Ein Lichtschein durch die Gitterstäbe
Domdekan Bertram Meier besucht die Kaisheimer Justizvollzuganstalt. An Heilig Abend ticken dort die Uhren anders
Kaisheim „Stille Nacht, Heilige Nacht“– das ist der Weihnachtsklassiker, sogar hinter Gittern, wie in der Justizvollzugsanstalt (JVA) Kaisheim. Der Heilige Abend lässt die Männer, die dort leben, nicht kalt. Aus voller Brust singen sie das Lied am Ende eines Gottesdienstes, den Domkapitular Prälat Bertram Meier mit den Inhaftierten gefeiert hat.
Auch im Knast wünscht man sich ein frohes Weihnachtsfest. Dabei ist hier an Heilig Abend doch alles ganz anders: Die Häftlinge reichen sich und den Besuchern die Hand zum Gruß. Da ist jede Abwechslung willkommen – auch die festliche Mette im Kinosaal. Doch um 15 Uhr ist alles vorbei, wenn die Zellen verschlossen werden. Das ist an Heiligabend nicht anders als an anderen Tagen.
„Dies ist ein Ort, an dem ich heute gerne bin“, sagt der Augsburger Domdekan Bertram Meier. Er wisse um die Not der Männer hinter Gittern. Er wisse, dass er „von draußen nach drinnen“gekommen sei, um den Gefangenen Mut und Zuversicht zu geben. Meier spricht die Häftlinge in seiner Predigt als Brüder an und verweist auf Papst Franziskus, der sich immer und jederzeit jenen Menschen zuwende, die nicht vom Glück beseelt worden seien.
Für die Meisten ist es nicht das erste Weihnachten im Knast. Für einige soll es das Letzte sein. Jedenfalls haben sie diesen Vorsatz. Alle versuchen, möglichst viel Normalität zu schaffen. Einer der Häftlinge trägt das Kreuz zur katholischen Messfeier im Saal. Prälat Meier tut alles, um eine besondere Fürsprache zu geben und nennt in seiner Ansprache alles beim Namen. Natürlich, so vermutet er, sei die Zahl der Freunde für jene kleiner geworden, die Weihnachten hinter Gittern verbringen. „Aber das Licht der Weihnacht geht auch durch die Gitter der Gefangenenzellen.“Ein Lichtblick könne das Fest der Liebe sein.

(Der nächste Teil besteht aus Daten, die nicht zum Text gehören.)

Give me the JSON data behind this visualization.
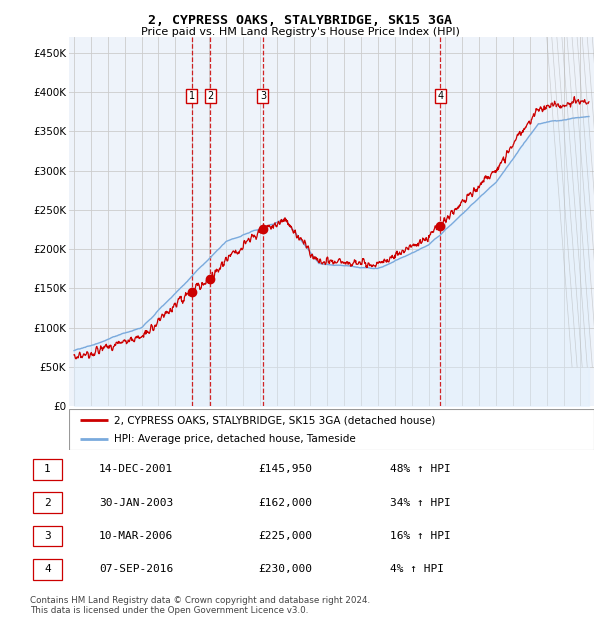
{
  "title": "2, CYPRESS OAKS, STALYBRIDGE, SK15 3GA",
  "subtitle": "Price paid vs. HM Land Registry's House Price Index (HPI)",
  "ylabel_ticks": [
    "£0",
    "£50K",
    "£100K",
    "£150K",
    "£200K",
    "£250K",
    "£300K",
    "£350K",
    "£400K",
    "£450K"
  ],
  "ytick_values": [
    0,
    50000,
    100000,
    150000,
    200000,
    250000,
    300000,
    350000,
    400000,
    450000
  ],
  "ylim": [
    0,
    470000
  ],
  "xlim_start": 1994.7,
  "xlim_end": 2025.8,
  "sale_dates": [
    2001.96,
    2003.08,
    2006.19,
    2016.69
  ],
  "sale_prices": [
    145950,
    162000,
    225000,
    230000
  ],
  "sale_labels": [
    "1",
    "2",
    "3",
    "4"
  ],
  "sale_pct_above_hpi": [
    0.48,
    0.34,
    0.16,
    0.04
  ],
  "legend_line1": "2, CYPRESS OAKS, STALYBRIDGE, SK15 3GA (detached house)",
  "legend_line2": "HPI: Average price, detached house, Tameside",
  "table_rows": [
    [
      "1",
      "14-DEC-2001",
      "£145,950",
      "48% ↑ HPI"
    ],
    [
      "2",
      "30-JAN-2003",
      "£162,000",
      "34% ↑ HPI"
    ],
    [
      "3",
      "10-MAR-2006",
      "£225,000",
      "16% ↑ HPI"
    ],
    [
      "4",
      "07-SEP-2016",
      "£230,000",
      "4% ↑ HPI"
    ]
  ],
  "footnote1": "Contains HM Land Registry data © Crown copyright and database right 2024.",
  "footnote2": "This data is licensed under the Open Government Licence v3.0.",
  "house_color": "#cc0000",
  "hpi_color": "#7aaadd",
  "hpi_fill_color": "#ddeeff",
  "label_box_color": "#cc0000",
  "vline_color": "#cc0000",
  "plot_bg": "#eef3fa"
}
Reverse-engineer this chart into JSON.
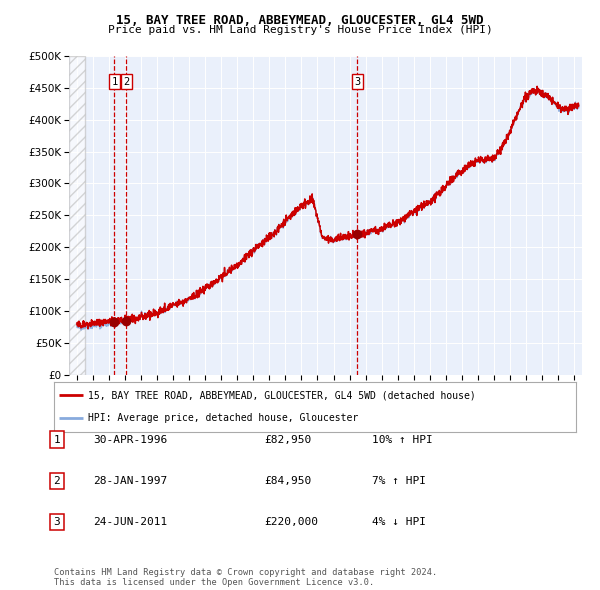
{
  "title1": "15, BAY TREE ROAD, ABBEYMEAD, GLOUCESTER, GL4 5WD",
  "title2": "Price paid vs. HM Land Registry's House Price Index (HPI)",
  "legend_line1": "15, BAY TREE ROAD, ABBEYMEAD, GLOUCESTER, GL4 5WD (detached house)",
  "legend_line2": "HPI: Average price, detached house, Gloucester",
  "table_rows": [
    {
      "num": "1",
      "date": "30-APR-1996",
      "price": "£82,950",
      "hpi": "10% ↑ HPI"
    },
    {
      "num": "2",
      "date": "28-JAN-1997",
      "price": "£84,950",
      "hpi": "7% ↑ HPI"
    },
    {
      "num": "3",
      "date": "24-JUN-2011",
      "price": "£220,000",
      "hpi": "4% ↓ HPI"
    }
  ],
  "footer": "Contains HM Land Registry data © Crown copyright and database right 2024.\nThis data is licensed under the Open Government Licence v3.0.",
  "sale_points": [
    {
      "year": 1996.33,
      "price": 82950
    },
    {
      "year": 1997.08,
      "price": 84950
    },
    {
      "year": 2011.48,
      "price": 220000
    }
  ],
  "vline_years": [
    1996.33,
    1997.08,
    2011.48
  ],
  "marker_labels": [
    "1",
    "2",
    "3"
  ],
  "ylim": [
    0,
    500000
  ],
  "yticks": [
    0,
    50000,
    100000,
    150000,
    200000,
    250000,
    300000,
    350000,
    400000,
    450000,
    500000
  ],
  "xlim_start": 1993.5,
  "xlim_end": 2025.5,
  "hatch_xlim_end": 1994.5,
  "background_color": "#eaf0fb",
  "red_line_color": "#cc0000",
  "blue_line_color": "#88aadd",
  "vline_color": "#cc0000",
  "marker_color": "#990000",
  "box_edge_color": "#cc0000"
}
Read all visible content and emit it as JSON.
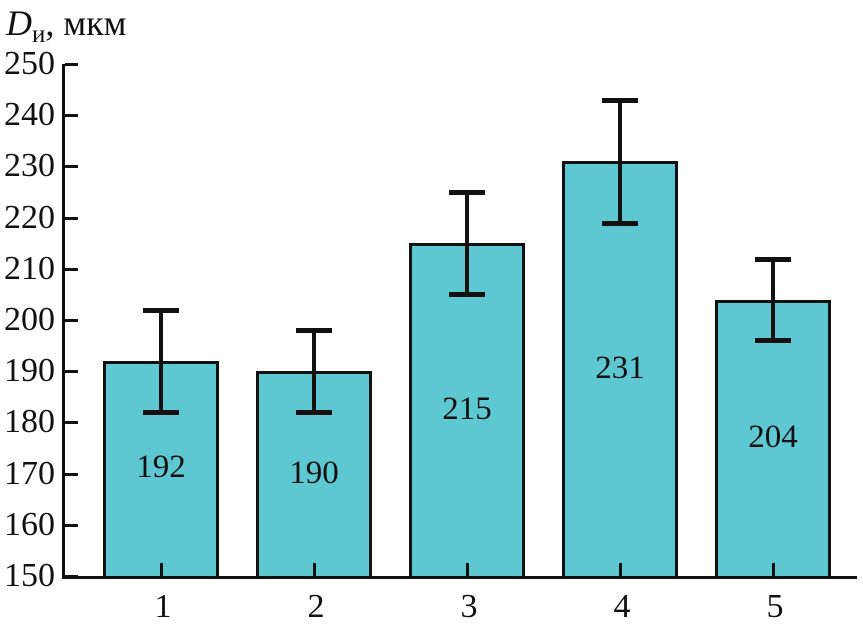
{
  "header": {
    "title_d": "D",
    "title_sub": "и",
    "title_rest": ", мкм"
  },
  "colors": {
    "bar_fill": "#5dc8d2",
    "bar_border": "#111111",
    "axis": "#111111",
    "text": "#111111"
  },
  "chart_data": {
    "type": "bar",
    "title": "Dи, мкм",
    "ylabel": "Dи, мкм",
    "xlabel": "",
    "categories": [
      "1",
      "2",
      "3",
      "4",
      "5"
    ],
    "values": [
      192,
      190,
      215,
      231,
      204
    ],
    "bar_value_labels": [
      "192",
      "190",
      "215",
      "231",
      "204"
    ],
    "error_bars": {
      "plus": [
        10,
        8,
        10,
        12,
        8
      ],
      "minus": [
        10,
        8,
        10,
        12,
        8
      ]
    },
    "ylim": [
      150,
      250
    ],
    "y_ticks": [
      150,
      160,
      170,
      180,
      190,
      200,
      210,
      220,
      230,
      240,
      250
    ],
    "grid": false,
    "legend": "none",
    "bar_color": "#5dc8d2"
  }
}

Auf eine Leinwand ist das Bild der Künstlerin Kristina Dittert projiziert, das sie erst vor wenigen Jahren gemalt hat. Anstalts-Seelsorger Michael Humml hat es ausgesucht, weil es Licht ins Dunkel bringe. In Jesus, der in Bethlehem geboren wurde, komme Gott zu den Menschen, sagt Humml zu den Häftlingen. Es vermag „Helligkeit in unser Leben zu bringen“.
Als Domdekan Meier den weihnachtlich geschmückten, abgedunkelten Saal betritt, drängen sich darin 120 Häftlinge, weniger als in den Jahren zuvor. Die Einsamkeit ist spürbar, auf den Fluren, im Kirchenraum und bei den Gefangenen. Meier appelliert, das Warten nicht aufzugeben. Der Gefangenenchor, ergänzt durch Mitglieder der Emmaus-Gruppe, und die Wallbacher Stubenmusik unter Leitung von Brigitte Wilhalm sorgen für eine festliche Atmosphäre. Nach dem Gottesdienst verteilt der Geistliche gemeinsam mit dem Anstalts-Seelsorger Süßigkeiten. Teelichter gibt es in diesem Jahr nicht, „aus Sicherheitsgründen“, wie es heißt. Der Domdekan nimmt sich auch Zeit, mit dem einen oder anderen Häftling ein paar Worte zu wechseln, was nicht immer gelingt, denn in der JVA Kaisheim büßen zahlreiche Ausländer aus Osteuropa ihre Haftstrafen ab.
Nach dem Gottesdienst nimmt sich Bertram Meier Zeit, für ein Gespräch in geselliger Runde. Drei Dutzend Insassen hat Anstalts-Pfarrer Humml eingeladen. Es sind Sehnsüchte, die bei diesem Treffen deutlich werden. Um 15.30 Uhr fällt aber dann auch für den letzten der derzeit etwas mehr als Gefangenen an Heilig Abend in Kaisheim die Zellentür ins Schloss. Und der Diözesanbesuch aus Augsburg eilt zum nächsten „Termin“: einem Weihnachtsgottesdienst im Augsburger Dom.